If you take that out of the equation, it starts to make more sense. But I still struggle with the thought that TB is going to have a hard time achieving the critical mass of users with these prices.

And there's another perspective:

- low bandwidth/range - BT
- high bandwidth/range - A/C
- very high bandwidth/wired - TB

- charging - induction

With consumer devices moving to inductive charging and wireless transmission speeds reaching the speeds of wired ethernet and exceeding the writing capablities of NAND chips (not in RAID, that is) - there is really no need for USB anymore. Or for any wired protocol, except for those, requering extreme transfer rates.

What is the main usage of USB nowadays? (if you think of connect/disconnect events) Charging...


Thanks for pointing me in a bit different direction of thinking.
Regarding the two bolded sections above.

1) While A/C might encroach on wired ethernet in consumer implementations... it will not do the same to TB... nor will it displace ethernet in enterprise. TB is really a pro-level technology. The fact that we can get the capability so damn inexpensively in our Macs is fantastic. Don't compare it to USB. Compare it to enterprise solutions at "near consumer" price points.

2 ) NAND is going to be augmented within the next few years (probably 4-5) with new replacement technology that is yet 3 additional orders of magnitude faster than NAND. So while NAND is 3 orders of magnitude (1000X) faster than HDDs... it is still 3 orders of magnitude (1000X) slower than system memory. This is evident if you compare IOPs of SSDs to IOPs of HDDs. IOPs are what makes your computer fly.

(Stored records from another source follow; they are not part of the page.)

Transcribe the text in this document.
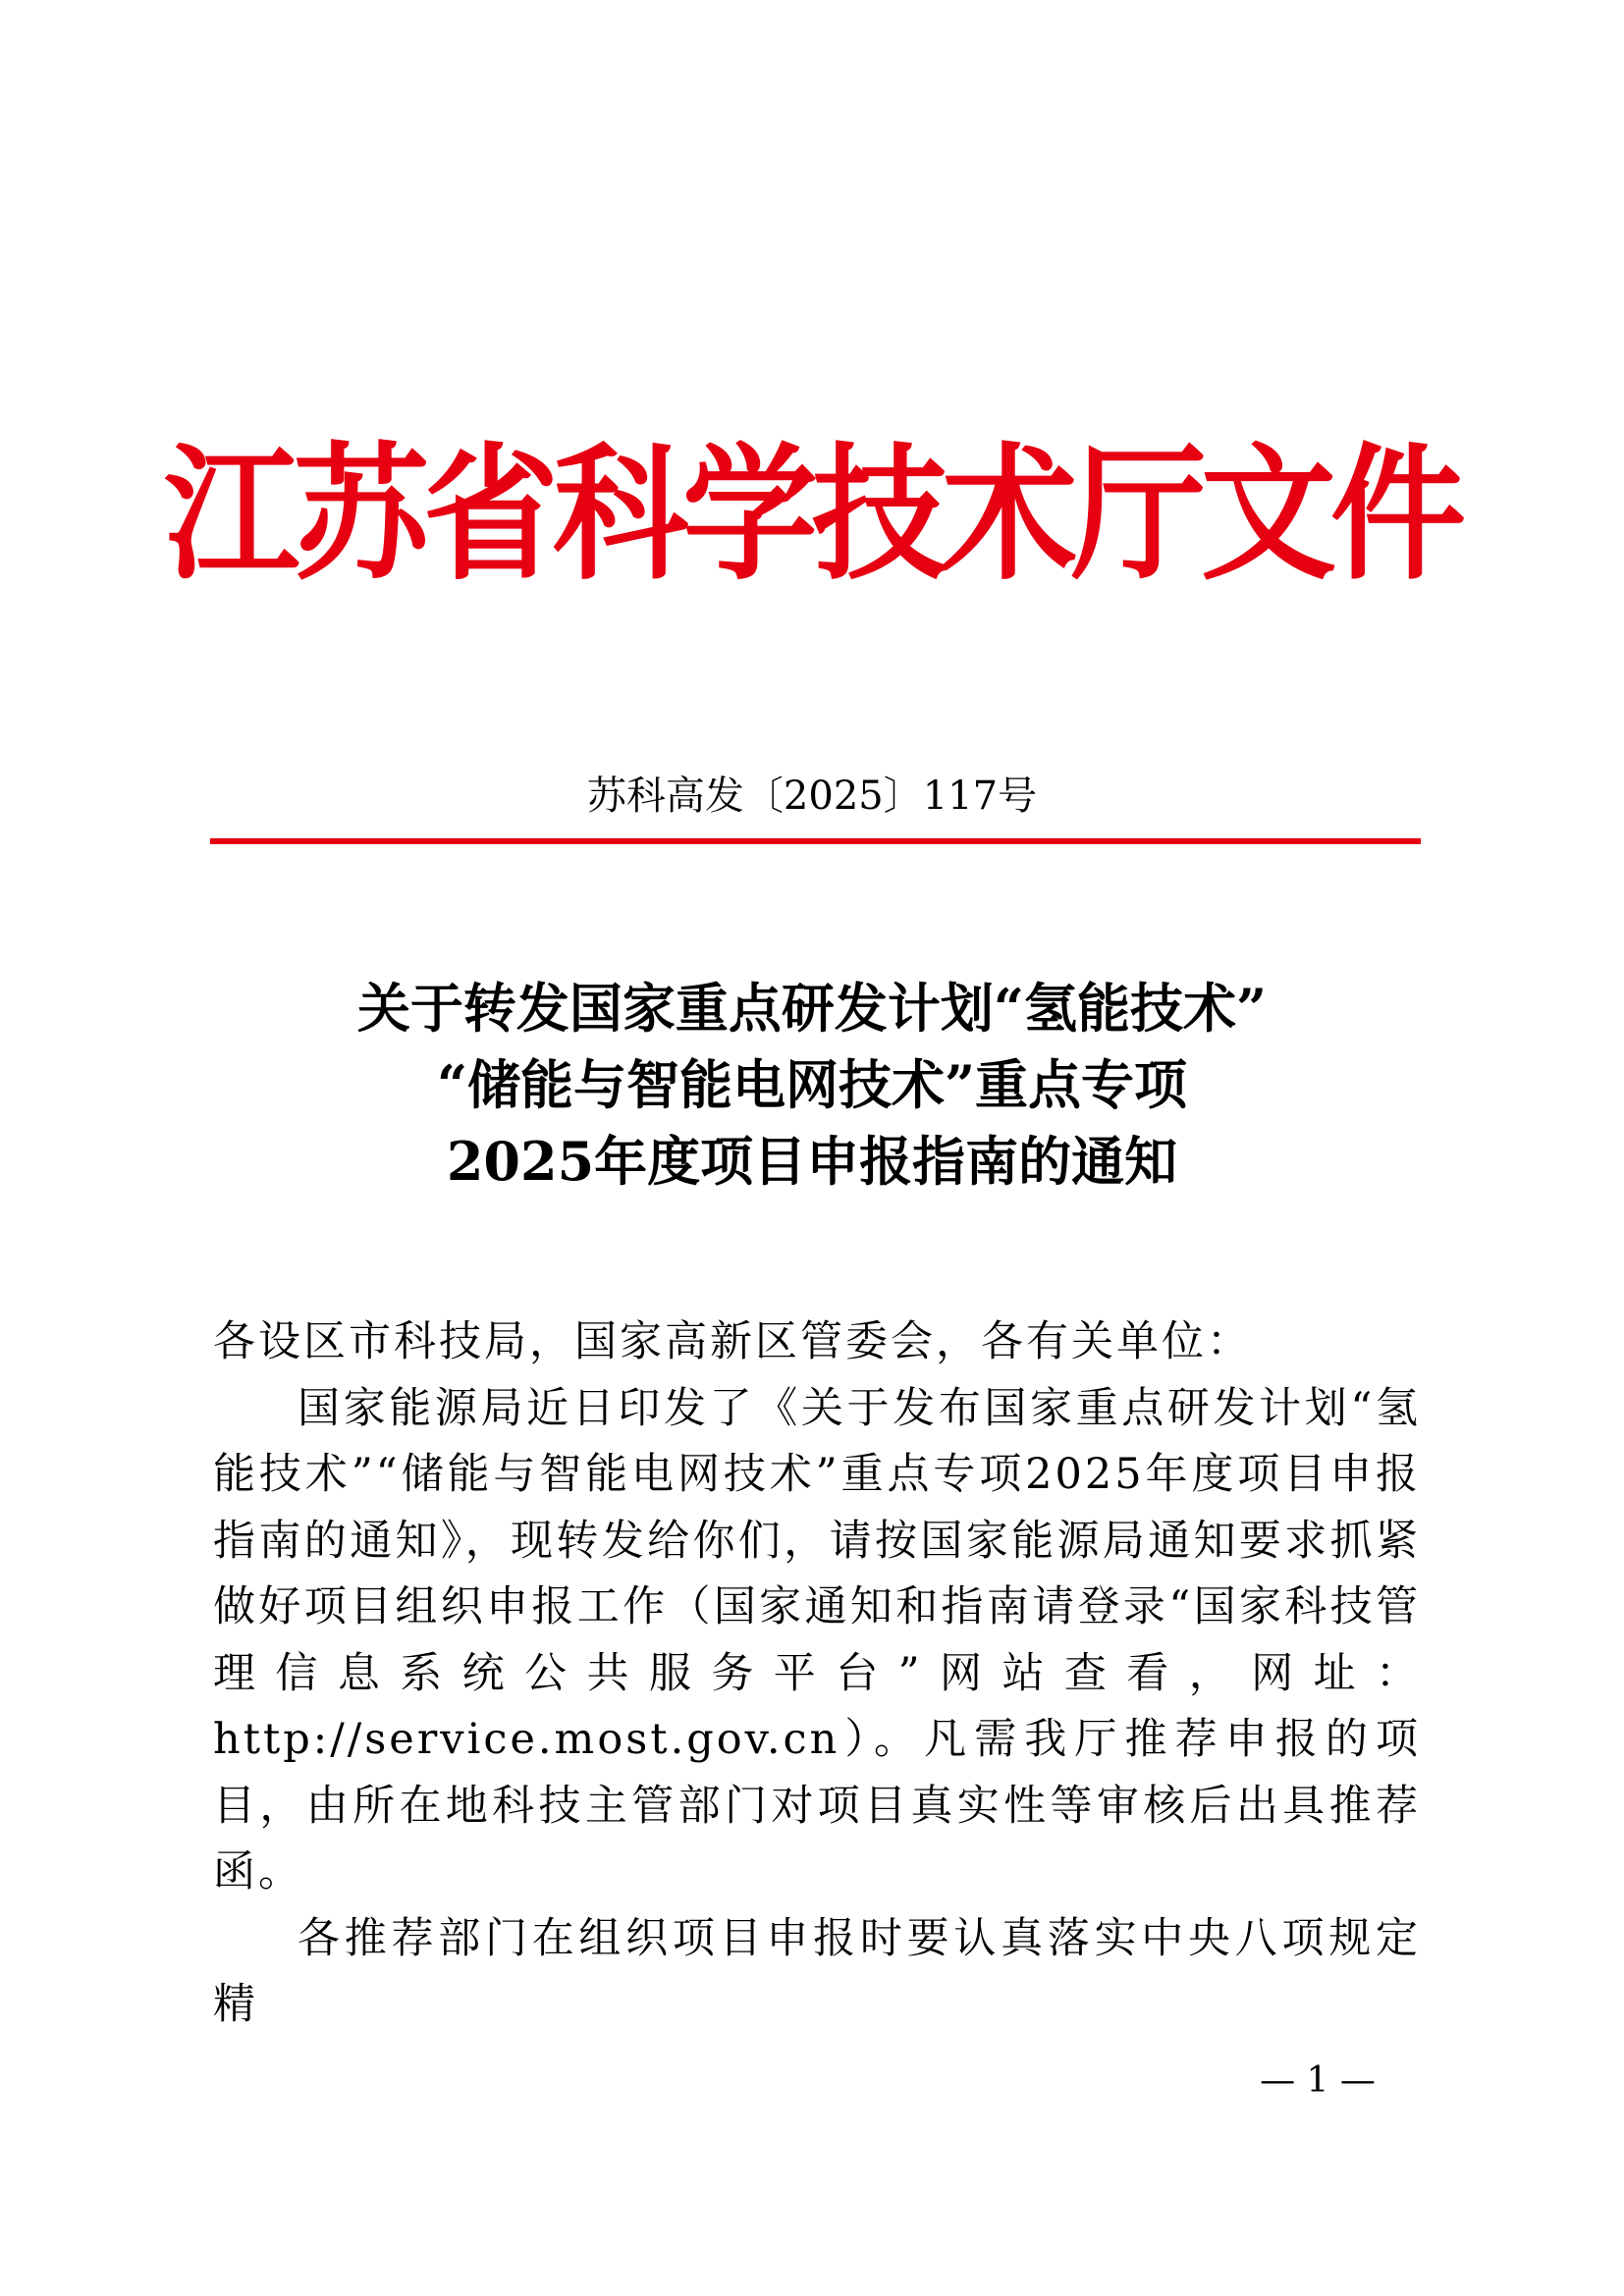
江苏省科学技术厅文件
苏科高发〔2025〕117号
关于转发国家重点研发计划“氢能技术”
“储能与智能电网技术”重点专项
2025年度项目申报指南的通知

各设区市科技局，国家高新区管委会，各有关单位：

国家能源局近日印发了《关于发布国家重点研发计划“氢能技术”“储能与智能电网技术”重点专项2025年度项目申报指南的通知》，现转发给你们，请按国家能源局通知要求抓紧做好项目组织申报工作（国家通知和指南请登录“国家科技管理信息系统公共服务平台”网站查看，网址：http://service.most.gov.cn）。凡需我厅推荐申报的项目，由所在地科技主管部门对项目真实性等审核后出具推荐函。

各推荐部门在组织项目申报时要认真落实中央八项规定精

— 1 —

The replacement technology for NAND will be approximately the same speed as system memory... and will also have much better endurance and much smaller block size (certainly down to cache line sizes and potentially down to byte level). As a result what we know as storage and memory will blur. This is perhaps the single largest change that is looming in the field of computer science. It is absolutely fascinating.